Suddenly, Bonita faced him on the pavement. ‘Do not talk disrespectfully to our tutor. Where is your work? Go home and bring it at once.’ I was amazed to see him almost cowering. He apologised to me and said he would get it to me within two hours – which he did. I saw Bonita in a different light after that. She had real strength. Strength? Where had I heard that recently?
‘What brings you here?’ I asked. ‘Not requiring our services, I hope?’ ‘No, William,’ she said, ‘didn’t you know I returned to England and qualified as a barrister? I am here to join you.’
No, I had not known. All the pieces fell into place. ‘You are Bonita Ackerman,’ I said. ‘Of course, William. Don’t look so surprised! I got married. I have just been interviewed by your committee.’
This is how I found myself on a river bus going to a court on the other side of the river yesterday with Bonita, Hetty Briar-Pitt, one of the Twist brothers and Paddy Corkhill – where we were all due to have some kind of ghastly afternoon case review in a brief I had not yet fully mastered. We took on Bonita with alacrity – particularly when it turned out she was leading Paddy in a case – this case. The sun was shining and, for those old enough, it felt like an episode of that long-running boat saga of the eighties, Howards’ Way.
It turned out they served a range of refreshments on board including a selection of wines, one of which Paddy was waving around rather unwisely on the bow deck. Hetty was meanwhile explaining that this was the route Thomas More took with a one-way ticket to Traitors’ Gate in the Tower of London and I was rather regretting the fritters I had eaten at lunchtime as the Thames was a touch choppy.

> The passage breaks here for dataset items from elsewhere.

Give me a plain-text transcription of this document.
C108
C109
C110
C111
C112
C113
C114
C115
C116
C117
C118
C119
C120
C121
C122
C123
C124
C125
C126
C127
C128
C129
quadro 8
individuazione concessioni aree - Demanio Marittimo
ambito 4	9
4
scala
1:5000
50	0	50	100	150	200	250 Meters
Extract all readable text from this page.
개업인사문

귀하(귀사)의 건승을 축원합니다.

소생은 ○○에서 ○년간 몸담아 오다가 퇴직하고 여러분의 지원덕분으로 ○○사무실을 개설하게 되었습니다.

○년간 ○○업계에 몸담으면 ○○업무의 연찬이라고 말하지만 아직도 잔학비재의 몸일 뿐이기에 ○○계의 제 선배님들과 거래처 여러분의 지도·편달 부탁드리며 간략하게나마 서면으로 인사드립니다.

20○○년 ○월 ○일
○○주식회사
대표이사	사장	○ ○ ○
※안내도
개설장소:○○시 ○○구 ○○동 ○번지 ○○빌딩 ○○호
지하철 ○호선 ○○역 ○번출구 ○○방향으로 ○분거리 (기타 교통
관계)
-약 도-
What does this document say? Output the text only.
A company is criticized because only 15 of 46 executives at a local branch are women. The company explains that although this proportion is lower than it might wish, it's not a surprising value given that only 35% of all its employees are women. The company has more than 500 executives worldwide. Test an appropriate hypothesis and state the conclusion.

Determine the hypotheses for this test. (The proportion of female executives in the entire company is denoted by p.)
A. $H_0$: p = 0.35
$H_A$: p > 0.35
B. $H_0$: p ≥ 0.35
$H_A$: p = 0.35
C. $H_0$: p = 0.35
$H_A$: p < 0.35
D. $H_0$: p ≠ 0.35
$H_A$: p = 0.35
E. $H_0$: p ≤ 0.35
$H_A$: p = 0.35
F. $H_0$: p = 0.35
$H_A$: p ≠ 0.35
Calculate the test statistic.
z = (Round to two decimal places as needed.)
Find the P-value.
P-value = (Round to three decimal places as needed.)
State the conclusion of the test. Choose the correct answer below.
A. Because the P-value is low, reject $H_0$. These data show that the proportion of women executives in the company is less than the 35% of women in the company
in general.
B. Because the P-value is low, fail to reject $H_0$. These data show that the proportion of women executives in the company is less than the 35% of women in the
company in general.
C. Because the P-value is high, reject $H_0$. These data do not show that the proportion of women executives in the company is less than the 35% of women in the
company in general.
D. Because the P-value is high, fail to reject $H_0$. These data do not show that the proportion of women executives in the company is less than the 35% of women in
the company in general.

Suddenly, Bonita said: ‘No wine for you, Paddy. Whatever are you thinking of before a court hearing?’ She swept the glass out of Paddy’s hand and downed the whole lot in one go. The years collapsed for a second time and I saw this extraordinary human dynamo as I had seen her in that cobbled street berating that naughty student, and I have to confess I could feel a small tear forming. ‘Wind drying my contact lenses,’ I said, but Bonita gave me a smile. She knew.